This collection of paintings represents Holly’s adventure into plein air – painting “in the open air” - as opposed to painting in the studio. The practice improves an artist’s ability to paint what the eye (not the camera) actually sees. But the result is generally loose because plein air is a race against the light. Conditions change rapidly and opportunities are fleeting. Plein air studies (boards) are often beautiful and an ends in and of themselves. Taken into the studio without reference photographs, boards can provide the basis for truly amazing studio work that captures the essence and feeling of a beloved place. But it captures something else: the beauty of color and form. By not superimposing a prescribed vision, the paint freely becomes something new and independent.

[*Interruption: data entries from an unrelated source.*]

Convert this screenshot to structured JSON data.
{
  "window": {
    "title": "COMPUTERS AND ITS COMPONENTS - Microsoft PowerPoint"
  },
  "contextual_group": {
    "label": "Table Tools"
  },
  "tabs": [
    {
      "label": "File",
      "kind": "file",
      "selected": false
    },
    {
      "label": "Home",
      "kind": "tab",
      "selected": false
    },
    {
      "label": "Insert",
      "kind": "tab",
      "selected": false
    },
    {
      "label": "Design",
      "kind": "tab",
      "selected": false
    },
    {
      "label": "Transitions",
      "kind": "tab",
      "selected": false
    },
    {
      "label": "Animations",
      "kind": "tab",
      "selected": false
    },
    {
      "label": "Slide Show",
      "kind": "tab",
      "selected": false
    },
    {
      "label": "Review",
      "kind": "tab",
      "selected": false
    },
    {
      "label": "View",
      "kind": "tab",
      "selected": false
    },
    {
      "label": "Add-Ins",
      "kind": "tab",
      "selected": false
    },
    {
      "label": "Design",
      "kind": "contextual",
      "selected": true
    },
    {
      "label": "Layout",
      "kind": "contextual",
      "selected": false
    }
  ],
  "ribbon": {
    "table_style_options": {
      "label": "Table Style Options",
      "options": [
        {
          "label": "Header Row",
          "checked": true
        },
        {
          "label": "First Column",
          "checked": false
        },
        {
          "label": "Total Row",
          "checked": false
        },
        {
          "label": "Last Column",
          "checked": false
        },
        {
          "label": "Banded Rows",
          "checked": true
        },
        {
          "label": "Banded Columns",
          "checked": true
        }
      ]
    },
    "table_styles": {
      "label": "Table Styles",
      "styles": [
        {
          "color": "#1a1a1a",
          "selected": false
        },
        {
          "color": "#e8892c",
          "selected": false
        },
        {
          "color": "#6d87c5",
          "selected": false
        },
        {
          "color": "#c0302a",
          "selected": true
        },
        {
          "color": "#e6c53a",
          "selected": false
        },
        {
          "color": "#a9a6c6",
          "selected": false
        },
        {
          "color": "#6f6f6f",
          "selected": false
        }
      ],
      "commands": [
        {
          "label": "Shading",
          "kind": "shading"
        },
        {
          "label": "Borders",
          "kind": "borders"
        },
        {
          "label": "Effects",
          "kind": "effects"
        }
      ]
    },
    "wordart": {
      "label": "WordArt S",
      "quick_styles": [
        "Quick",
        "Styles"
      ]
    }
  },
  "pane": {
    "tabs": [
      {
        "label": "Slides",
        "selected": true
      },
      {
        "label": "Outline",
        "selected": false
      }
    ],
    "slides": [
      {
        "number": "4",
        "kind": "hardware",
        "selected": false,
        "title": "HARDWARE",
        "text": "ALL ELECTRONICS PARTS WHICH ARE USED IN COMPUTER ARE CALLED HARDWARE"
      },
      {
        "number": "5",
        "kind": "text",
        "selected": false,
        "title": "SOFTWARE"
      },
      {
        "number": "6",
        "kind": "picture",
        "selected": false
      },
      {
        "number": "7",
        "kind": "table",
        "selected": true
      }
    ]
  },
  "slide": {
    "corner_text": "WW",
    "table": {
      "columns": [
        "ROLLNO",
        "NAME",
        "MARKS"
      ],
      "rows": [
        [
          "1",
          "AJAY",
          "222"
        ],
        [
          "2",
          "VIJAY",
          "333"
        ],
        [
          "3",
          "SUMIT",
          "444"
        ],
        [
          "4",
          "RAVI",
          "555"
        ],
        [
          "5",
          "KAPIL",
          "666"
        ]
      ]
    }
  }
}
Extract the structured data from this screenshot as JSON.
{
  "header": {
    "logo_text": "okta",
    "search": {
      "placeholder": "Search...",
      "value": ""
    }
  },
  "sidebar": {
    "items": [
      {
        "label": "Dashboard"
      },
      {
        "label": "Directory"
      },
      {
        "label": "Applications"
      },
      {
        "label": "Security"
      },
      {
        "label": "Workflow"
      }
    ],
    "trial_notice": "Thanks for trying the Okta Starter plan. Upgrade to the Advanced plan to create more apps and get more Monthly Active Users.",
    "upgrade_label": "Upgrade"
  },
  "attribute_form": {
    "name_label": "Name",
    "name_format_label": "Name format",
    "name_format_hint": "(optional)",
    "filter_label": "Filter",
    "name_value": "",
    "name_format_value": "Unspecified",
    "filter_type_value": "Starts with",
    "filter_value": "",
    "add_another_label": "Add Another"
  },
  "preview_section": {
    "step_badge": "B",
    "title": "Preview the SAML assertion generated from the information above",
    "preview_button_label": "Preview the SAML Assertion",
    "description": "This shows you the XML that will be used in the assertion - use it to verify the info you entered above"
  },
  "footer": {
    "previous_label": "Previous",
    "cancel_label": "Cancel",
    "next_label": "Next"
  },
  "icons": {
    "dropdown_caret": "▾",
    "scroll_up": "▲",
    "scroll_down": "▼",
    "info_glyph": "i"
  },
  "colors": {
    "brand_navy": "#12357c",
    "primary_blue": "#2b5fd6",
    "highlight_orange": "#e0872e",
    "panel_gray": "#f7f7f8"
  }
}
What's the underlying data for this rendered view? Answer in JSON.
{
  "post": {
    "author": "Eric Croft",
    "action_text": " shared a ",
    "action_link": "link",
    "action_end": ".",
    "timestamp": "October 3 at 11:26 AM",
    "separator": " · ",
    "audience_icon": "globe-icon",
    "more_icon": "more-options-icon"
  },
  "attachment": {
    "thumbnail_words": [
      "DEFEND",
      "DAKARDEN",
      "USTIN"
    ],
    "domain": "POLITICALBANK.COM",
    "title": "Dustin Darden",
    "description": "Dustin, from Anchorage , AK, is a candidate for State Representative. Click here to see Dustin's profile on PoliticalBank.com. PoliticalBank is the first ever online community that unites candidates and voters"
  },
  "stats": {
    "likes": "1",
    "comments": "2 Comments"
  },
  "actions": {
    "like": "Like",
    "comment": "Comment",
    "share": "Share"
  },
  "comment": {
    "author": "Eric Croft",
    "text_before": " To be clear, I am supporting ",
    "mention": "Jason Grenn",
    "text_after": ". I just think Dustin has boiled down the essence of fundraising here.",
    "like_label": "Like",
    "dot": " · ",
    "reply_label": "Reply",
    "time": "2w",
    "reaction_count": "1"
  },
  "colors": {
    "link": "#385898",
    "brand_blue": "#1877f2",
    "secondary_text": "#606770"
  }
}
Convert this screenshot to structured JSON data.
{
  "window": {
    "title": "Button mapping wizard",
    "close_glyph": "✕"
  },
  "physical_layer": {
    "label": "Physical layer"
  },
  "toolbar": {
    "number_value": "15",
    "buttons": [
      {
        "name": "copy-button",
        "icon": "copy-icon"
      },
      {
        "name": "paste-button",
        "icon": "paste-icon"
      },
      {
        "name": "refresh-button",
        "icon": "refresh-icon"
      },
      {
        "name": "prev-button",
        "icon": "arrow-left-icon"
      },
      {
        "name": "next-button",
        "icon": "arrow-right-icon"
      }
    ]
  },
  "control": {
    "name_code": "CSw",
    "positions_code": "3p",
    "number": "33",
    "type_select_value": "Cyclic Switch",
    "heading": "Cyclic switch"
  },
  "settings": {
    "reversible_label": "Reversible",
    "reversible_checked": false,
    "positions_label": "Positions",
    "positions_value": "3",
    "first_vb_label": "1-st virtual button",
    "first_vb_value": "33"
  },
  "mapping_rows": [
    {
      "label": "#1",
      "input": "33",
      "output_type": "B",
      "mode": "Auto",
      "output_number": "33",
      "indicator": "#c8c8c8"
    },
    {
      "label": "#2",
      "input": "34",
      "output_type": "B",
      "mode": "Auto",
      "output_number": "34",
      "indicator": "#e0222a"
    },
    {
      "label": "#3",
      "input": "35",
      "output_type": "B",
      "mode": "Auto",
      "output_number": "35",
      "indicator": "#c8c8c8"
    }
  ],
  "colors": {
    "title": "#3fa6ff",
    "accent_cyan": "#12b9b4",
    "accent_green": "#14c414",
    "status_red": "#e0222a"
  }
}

“To draw, you must close your eyes and sing.”
- Pablo Picasso
En plein air is a French expression which means “in the open air,” and is particularly used to describe the act of painting outdoors. The French Impressionists were known for their outdoor work and created paintings with spontaneity and emotion through direct contact with nature. Emily Carr, Tom Thomson, and the Group of Seven continued this movement in North America.
En plein air is a race against the light. When you paint what is before you in the open air, you engage the landscape and interpret it through your own eyes without the camera's frame - without the camera's flatness.
I paint to express Love. I love the natural world. To paint in the open air, to directly engage Nature, and to record my observations with color is exhilarating and challenging. Trudging through the woods in summer or down the hill to the lake in the cold of winter immediately transports you inside the natural world. My stowaways - the trappings of human invention in order to record the visual sensation of the journey - do not lessen the intensity of the return to that which remains untamed and unconquerable. I am there to listen to the sky’s conversation with the lake and with the hills and with the trees. In the open air, I am part of a family again and soaking up every part of the interaction and mood of the family table. I am fully invested in the decisions made at that table and the condition of the family and its members.
The paintings that result from this immersion vary in their success but they are always honest.